2 Timothy 3:5 ESV having the appearance of godliness, but denying its power. Avoid such people.
In these now 38 years of pastoral ministry I have met a long list of the kind of people the Apostle Paul is warning Timothy about here. Identify them. Avoid them. Go no contact with them. And who are they? They are people who claim to be Christians. People who have an appearance of godliness. But who, by the rotten evil fruit they demonstrate, are not born again by the power of Christ.
In fact, I can confidently say that in these nearly four decades of ministry, the large majority of people who were members of the congregations I pastored, fit this very description. And I do not believe that this is at all atypical in the local churches today. You must be born again, and they were not.
In this chapter, I want to talk to you about Mary. Mary, like so many on my long list of these kind, was not just a church member. She came from a family of church leaders. The large part of her time was spent doing “church.” She and her husband established numbers of church outreach ministries. They were present at every single church event. They religiously maintained daily Bible study and devotions. But there is more.
Mary was regarded in the community as a model of Christianity. She was very popular in the community. Young people referred to her with terms of endearment. Mary’s face “shone” when she was in front of a crowd in some ministry role. And so, when Mary first came to our little church, we counted ourselves fortunate and blessed. Mary was full of praise for me, for my sermons, for…well for just about anything I did.
But Mary’s was only an appearance of godliness. Mary did not know the Lord. Mary was not born again. How do I know?

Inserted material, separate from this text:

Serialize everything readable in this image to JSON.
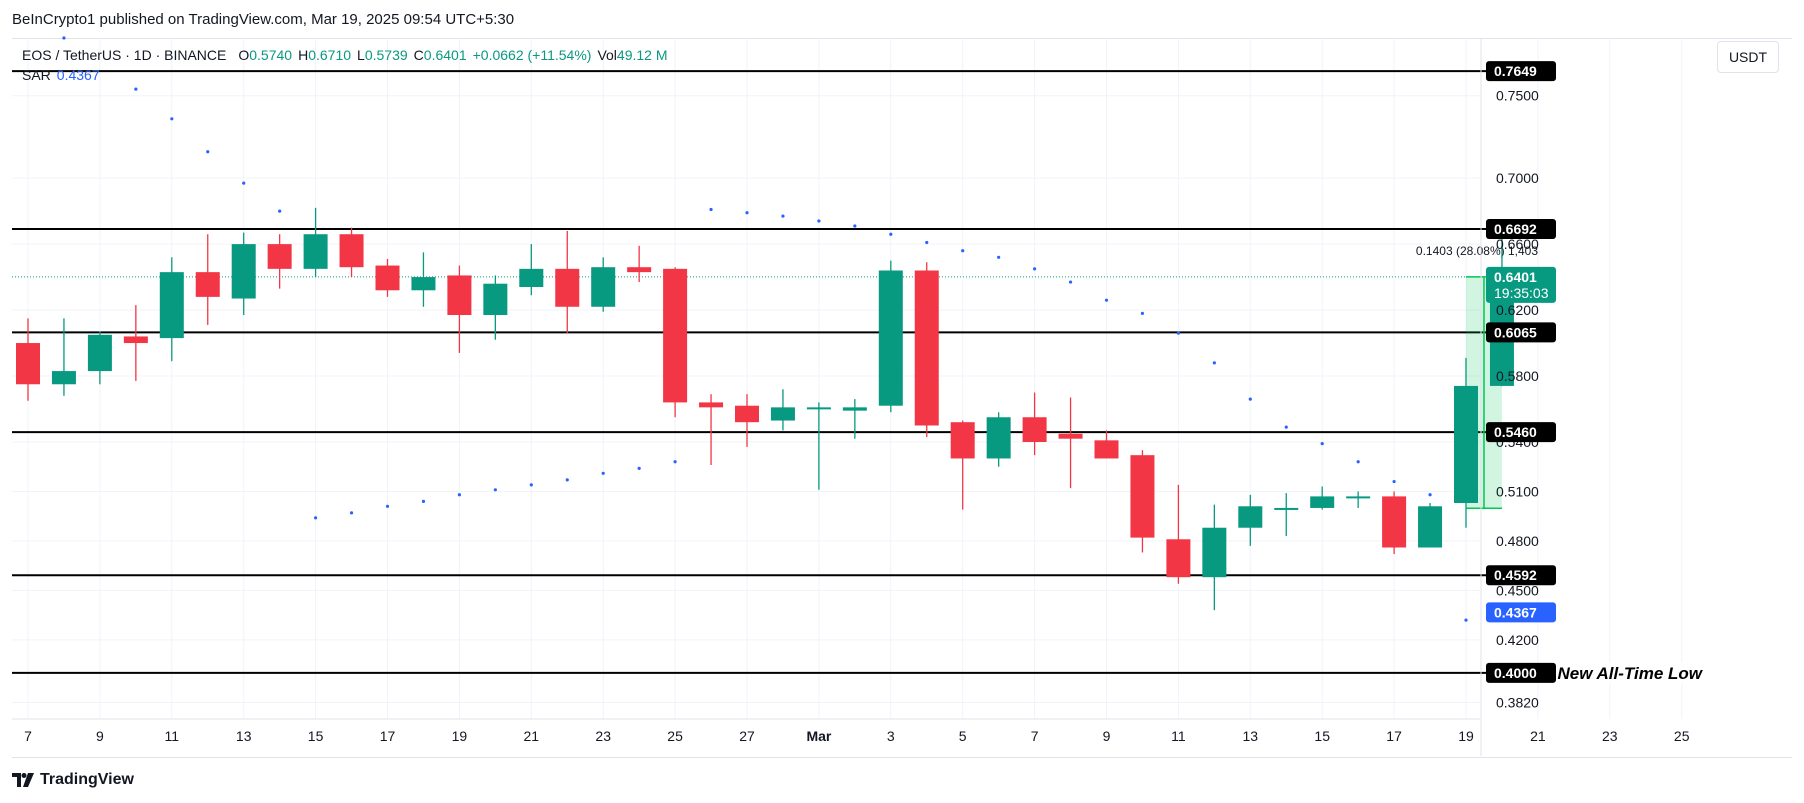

Mary was in fact a very mean person. The people I have described here so far who regarded her as an eminent saint, really did not know Mary. They thought that they did, but they only saw her facade. People who worked more closely with Mary, including some of her family members, really did not like her. They had been the targets of her true evil nature far too often. But, of course, Mary’s disguise was so effective that most people would never listen to the truth about her.
Mary was a person who craved revenge. Not justice, but revenge. If Mary thought that someone had wronged her, you could be that she was going to do something to punish them. One time, for instance, when a very kind Christian lady inadvertently forgot to come to a meeting at the church where Mary was leading, Mary was incensed. Afterward she went on and on to me about how this lady’s oversight had devastated Mary’s work that evening. Revenge was on the horizon.
A couple of weeks later, Mary set this lady up. (Let’s call this other lady Jill). Mary asked Jill to come and help with a choir practice, which Jill did. And then, right at the start of the session, Mary turned to the choir with the target of her malice right beside her, and said, “Jill is going to lead you in this practice this evening.” And with that, Mary dropped her choir leader book on the lectern in front of Jill, turned, and walked out. Jill of course was unprepared and looked the fool.
This was only one of Mary’s cutthroat episodes. After Mary and her husband had been in our church for 3 or 4 years, Mary’s tactics had become clear to me and I sat them both down to confront Mary in particular. For at least 3 hours this fruitless session went on and every single point that I described to them was met with some of the strongest denial I have ever been witness to. NOTHING they had done was wrong. ALL fault rested with me.
Mary had to win, you see. Her reputation of holy saint had to be maintained. So even then they did not leave the church. And Mary continued to be Mary. Some months later, Mary was scheduled to sing a solo at a community event. My wife and I were present and just before the proceedings began, Mary backed up against a wall near us, looked at us and with an anxious look on her face said, “I feel judged by all these people. I don’t want to do this.” The fact was of course, Mary did want to do it, but she also wanted to make us feel sorry for her and angry at those “judgmental” nameless someones out there. When I started to put my hand on her shoulder to offer her some consolement, her reaction was one that would be remarkable to a psychologist. She quickly backed away and communicated clearly “don’t touch me.” I don’t pretend to know what was in her head at that moment, but I can confidently say it was something that was all about her.
I could go on for a long time telling you about the countless other times Mary put on her deceiving disguise and worked her wickedness behind the scenes. The times she would use flattery to turn us against one another are without number. How she would drop “reminders” in her speech about “that time you wronged me.” But I suppose her ‘coup d’tat’ was seen at her funeral. Hundreds of people came to give their praises to the memory of Mary. The finest Christian they had ever known.
But it was all just an appearance of godliness. Mary was not born again. Mary did not belong to Christ. Mary’s “christian” life and zeal was a denial of the power of Christ’s real work in the heart of His genuine people. Mary was a person, I now realize, who the Lord tells us to avoid, no matter the cost. And you can be sure that Mary would do all she could to make anyone who did reject her claim of saintliness pay a price. No matter. Avoid such people.